A case study in not-quite-move-semantic library design
source link: https://quuxplusone.github.io/blog/2024/04/18/topkable/
Go to the source link to view the article. You can view the picture content, updated content and better typesetting reading experience. If the link is broken, please click the button below to view the snapshot at that time.
A case study in not-quite-move-semantic library design
Building on yesterday’s post “Name lookup in multiple base classes” (2024-04-17), Seth Bromberger and I recently talked about the following library-design problem involving (or at least seeming to involve) exactly that issue.
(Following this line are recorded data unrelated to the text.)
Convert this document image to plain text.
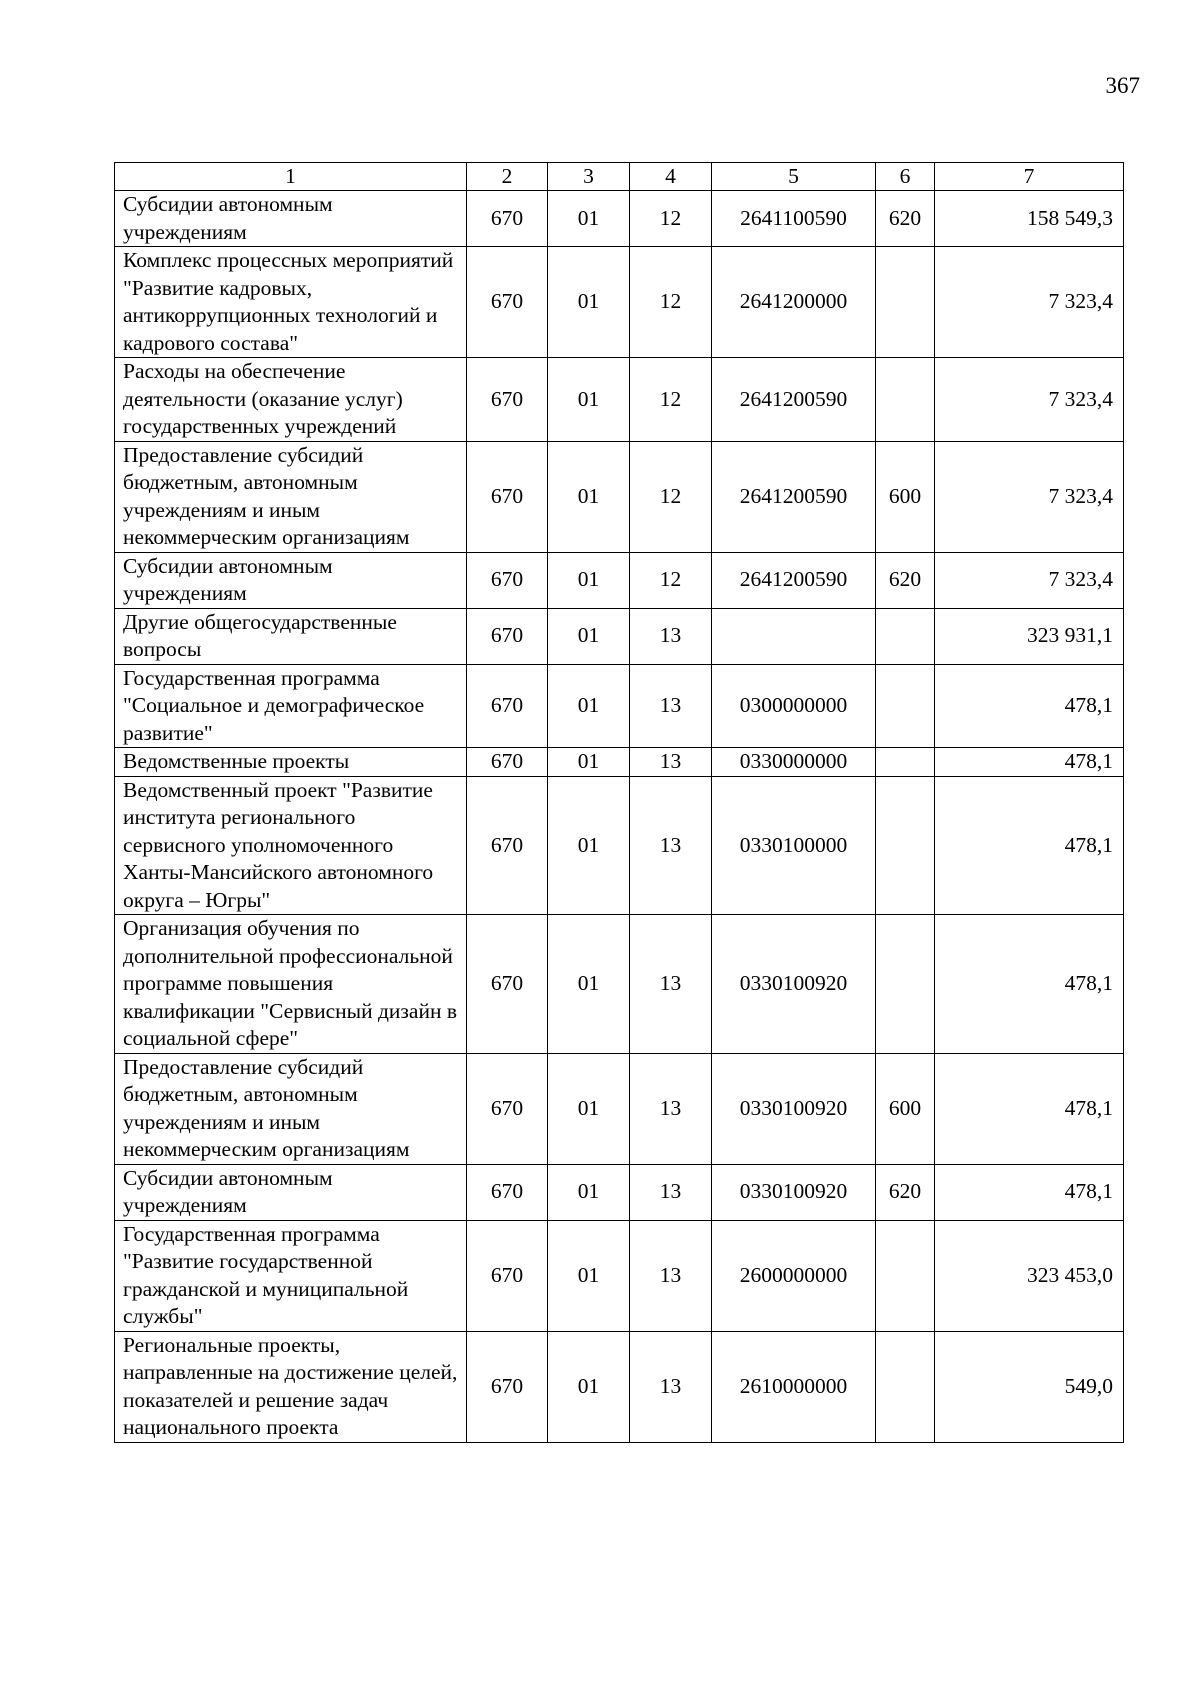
367
1	2	3	4	5	6	7
Субсидии автономным учреждениям	670	01	12	2641100590	620	158 549,3
Комплекс процессных мероприятий "Развитие кадровых, антикоррупционных технологий и кадрового состава"	670	01	12	2641200000		7 323,4
Расходы на обеспечение деятельности (оказание услуг) государственных учреждений	670	01	12	2641200590		7 323,4
Предоставление субсидий бюджетным, автономным учреждениям и иным некоммерческим организациям	670	01	12	2641200590	600	7 323,4
Субсидии автономным учреждениям	670	01	12	2641200590	620	7 323,4
Другие общегосударственные вопросы	670	01	13			323 931,1
Государственная программа "Социальное и демографическое развитие"	670	01	13	0300000000		478,1
Ведомственные проекты	670	01	13	0330000000		478,1
Ведомственный проект "Развитие института регионального сервисного уполномоченного Ханты-Мансийского автономного округа – Югры"	670	01	13	0330100000		478,1
Организация обучения по дополнительной профессиональной программе повышения квалификации "Сервисный дизайн в социальной сфере"	670	01	13	0330100920		478,1
Предоставление субсидий бюджетным, автономным учреждениям и иным некоммерческим организациям	670	01	13	0330100920	600	478,1
Субсидии автономным учреждениям	670	01	13	0330100920	620	478,1
Государственная программа "Развитие государственной гражданской и муниципальной службы"	670	01	13	2600000000		323 453,0
Региональные проекты, направленные на достижение целей, показателей и решение задач национального проекта	670	01	13	2610000000		549,0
The shape of the problem is:
-
We have a class
Graph
whose constructor takes a collection of data and puts the topk
values into a nice graph. Its constructor will be templated to work with any collectionc
, as long asc.topk(10)
yields a result of typevector<Datum>
. -
We have, let’s say, four different collection types that are usable with
Graph
; let’s call themA
,B
,C
, andD
. Let’s say thatA
andB
provide not only.topk(int) const
but also a “consuming” or “pilfering” version oftopk
, which erases the returned elements from the collection.C
provides only the non-mutatingtopk
.D
provides only the pilfering version! -
We would certainly like
Graph
to be able to use the “pilfering” version oftopk
in certain circumstances; but equally surely, constructing aGraph
from some collectionx
shouldn’t mutatex
by default — not unless we opt in somehow. -
We want to write the bulk of
topk
’s implementation just once, e.g. via a base class, instead of having to implement it in each ofA
,B
,C
,D
. And likewise for the pilfering version.
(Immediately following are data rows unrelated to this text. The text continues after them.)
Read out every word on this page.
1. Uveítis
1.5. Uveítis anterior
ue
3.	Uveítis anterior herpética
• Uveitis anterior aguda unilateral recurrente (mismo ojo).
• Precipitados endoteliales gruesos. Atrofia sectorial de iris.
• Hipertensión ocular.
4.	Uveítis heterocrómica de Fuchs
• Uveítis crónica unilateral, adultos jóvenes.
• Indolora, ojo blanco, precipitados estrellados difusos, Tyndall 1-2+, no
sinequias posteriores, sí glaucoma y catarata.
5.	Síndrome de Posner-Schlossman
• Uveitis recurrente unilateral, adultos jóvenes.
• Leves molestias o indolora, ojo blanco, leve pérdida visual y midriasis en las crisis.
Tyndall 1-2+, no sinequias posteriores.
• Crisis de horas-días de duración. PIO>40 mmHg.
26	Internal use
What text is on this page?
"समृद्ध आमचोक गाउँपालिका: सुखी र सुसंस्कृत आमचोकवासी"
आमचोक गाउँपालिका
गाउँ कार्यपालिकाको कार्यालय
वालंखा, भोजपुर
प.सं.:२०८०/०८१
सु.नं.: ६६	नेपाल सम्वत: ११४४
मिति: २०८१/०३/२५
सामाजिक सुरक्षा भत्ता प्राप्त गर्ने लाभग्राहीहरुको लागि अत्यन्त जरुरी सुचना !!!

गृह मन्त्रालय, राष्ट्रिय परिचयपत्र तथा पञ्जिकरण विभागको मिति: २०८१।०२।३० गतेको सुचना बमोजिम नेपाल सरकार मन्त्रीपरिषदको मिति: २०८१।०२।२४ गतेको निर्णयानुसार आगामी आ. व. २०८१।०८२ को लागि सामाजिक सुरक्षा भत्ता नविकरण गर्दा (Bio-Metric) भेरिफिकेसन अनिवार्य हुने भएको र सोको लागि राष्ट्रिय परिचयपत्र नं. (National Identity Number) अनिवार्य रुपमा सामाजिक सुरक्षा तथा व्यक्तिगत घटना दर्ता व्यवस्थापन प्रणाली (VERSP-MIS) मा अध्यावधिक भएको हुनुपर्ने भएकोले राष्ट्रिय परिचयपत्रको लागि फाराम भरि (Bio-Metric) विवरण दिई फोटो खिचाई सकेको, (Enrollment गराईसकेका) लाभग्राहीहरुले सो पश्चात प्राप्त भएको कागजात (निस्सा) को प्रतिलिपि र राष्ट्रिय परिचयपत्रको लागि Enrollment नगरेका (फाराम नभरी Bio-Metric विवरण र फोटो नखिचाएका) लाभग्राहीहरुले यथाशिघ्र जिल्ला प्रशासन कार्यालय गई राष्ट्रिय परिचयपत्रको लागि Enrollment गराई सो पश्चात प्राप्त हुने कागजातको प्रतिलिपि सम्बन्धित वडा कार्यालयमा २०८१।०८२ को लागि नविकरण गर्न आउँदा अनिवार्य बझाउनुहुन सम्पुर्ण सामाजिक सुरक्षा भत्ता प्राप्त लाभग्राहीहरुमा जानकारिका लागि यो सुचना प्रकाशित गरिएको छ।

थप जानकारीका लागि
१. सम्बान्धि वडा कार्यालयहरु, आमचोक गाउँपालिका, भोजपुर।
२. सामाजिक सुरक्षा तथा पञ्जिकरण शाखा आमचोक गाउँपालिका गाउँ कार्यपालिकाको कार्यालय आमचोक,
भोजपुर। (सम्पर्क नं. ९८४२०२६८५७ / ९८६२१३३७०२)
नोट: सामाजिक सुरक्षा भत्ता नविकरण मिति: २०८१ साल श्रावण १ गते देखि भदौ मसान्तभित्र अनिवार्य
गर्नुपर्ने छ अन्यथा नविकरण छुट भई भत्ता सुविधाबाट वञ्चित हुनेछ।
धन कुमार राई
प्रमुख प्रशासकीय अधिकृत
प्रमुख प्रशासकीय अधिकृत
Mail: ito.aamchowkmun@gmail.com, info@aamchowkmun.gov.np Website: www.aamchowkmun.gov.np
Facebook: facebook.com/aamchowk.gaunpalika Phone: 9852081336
Approach 1: Move semantics
Notice that these requirements have almost exactly the same shape as C++11 move semantics! So one way to implement this would be:
struct Datum {};
struct PlainTopkable {
std::vector<Datum> topk(int k) const; // non-mutating
};
struct PilferingTopkable {
std::vector<Datum> topk(int k) &&; // pilfering
};
struct BothTopkable {
std::vector<Datum> topk(int k) const&; // non-mutating
std::vector<Datum> topk(int k) &&; // pilfering
};
struct A : BothTopkable {};
struct B : BothTopkable {};
struct C : PlainTopkable {};
struct D : PilferingTopkable {};
struct Graph {
template<class Coll>
explicit Graph(int k, Coll&& c) {
data_ = std::forward<Coll>(c).topk(k);
}
private:
std::vector<Datum> data_;
};
A a;
C c;
Graph g1 = Graph(10, a); // non-mutating
Graph g2 = Graph(10, std::move(a)); // pilfer the top 10
Graph g3 = Graph(10, c); // non-mutating
Graph g4 = Graph(10, std::move(c)); // non-mutating
However, this has two potential downsides. One: The way g2
opts into pilfering the top k
elements
of a
is by doing std::move(a)
, which looks like you’re “giving up” the entire object a
. In fact
you’re merely pilfering its top 10 elements; the others remain available; and the resulting object a
is still in a usable state. This feels like a misuse of std::move
terminology.
I have the same ambivalence about the STL’s
set::merge
, which is callable as eithera.merge(b)
ora.merge(std::move(b))
. Both calls have the same predictable effect onb
, but connote different things to the reader, and neither of them is quite what the programmer means. The right signature would have treatedb
as an inout parameter (“Pass out-parameters by pointer”) and been called asa.merge(&b)
; but the C++ STL consistently eschews that rule, so it’s forced into awkwardnesses like this.
Two: g4
“opted in” to pilfering from c
, but in fact c
doesn’t provide the pilfering version of topk
,
so it quietly fell back to the non-mutating version. That’s the right thing for move semantics, but it’s not
what we want here. (Suppose the caller assumed that c
would now be ten elements smaller, and wrote code
based on that assumption!) We want a noisy error if Graph
asks to pilfer from a non-pilferable collection type.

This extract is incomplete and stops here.